Step 3 – Dry Brush and Detail
The final stage starts with dry brushing three different intensities of white paint, each layer with a little less coverage than the last. For a different monster, choose a light, medium, and dark shade of your desired color.
I recommend paint with a high pigment density, and Reaper’s Bones line is perfect for the job. The darkest white coat almost completely covers the model, everything but what would be in absolute shadow. The next lights up areas out of shadow but still allows the first coat to show through in “darker” places. The last and brightest of the whites highlights the tops of heads and limbs.
After dry brushing, I quickly painted details like eyes, teeth, and tongues as a finishing touch. Done!
Final Thoughts
From start to finish, this party of yetis came alive in a fraction of the time it would have taken to paint them individually. Given the level of effort, the results are surprisingly good! I’m impressed with how much color an ink can add while remaining transparent enough to convey the depth of the underlying layer.
One note of caution: inks are highly soluble in water.

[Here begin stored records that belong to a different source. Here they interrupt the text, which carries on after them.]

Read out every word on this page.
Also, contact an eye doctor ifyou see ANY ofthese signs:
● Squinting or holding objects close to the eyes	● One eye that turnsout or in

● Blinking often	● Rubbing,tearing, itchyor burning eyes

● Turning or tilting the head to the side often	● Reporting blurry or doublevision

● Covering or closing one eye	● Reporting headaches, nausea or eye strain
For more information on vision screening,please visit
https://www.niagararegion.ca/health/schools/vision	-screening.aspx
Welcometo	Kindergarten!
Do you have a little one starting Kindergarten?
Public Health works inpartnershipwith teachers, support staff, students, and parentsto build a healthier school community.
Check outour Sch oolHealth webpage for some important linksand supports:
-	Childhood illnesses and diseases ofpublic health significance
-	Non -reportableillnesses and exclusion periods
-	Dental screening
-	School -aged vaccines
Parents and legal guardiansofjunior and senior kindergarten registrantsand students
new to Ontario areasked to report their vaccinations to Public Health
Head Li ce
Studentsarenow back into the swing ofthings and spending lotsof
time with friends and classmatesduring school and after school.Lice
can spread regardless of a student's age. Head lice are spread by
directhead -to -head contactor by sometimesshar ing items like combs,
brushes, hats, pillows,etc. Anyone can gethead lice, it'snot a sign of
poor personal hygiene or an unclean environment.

To prevent color bleeding, varnish over any ink layer before using a water-based product.
Also, I’d stick to six or fewer models at a time. Tackling a whole table full of the same model could drain the joy from the hobby. Find the right number of models for your comfort level, and whether you’re painting a horde of yetis or any other group of monsters, this is a rewarding technique to crank out good results in a relatively short amount of time.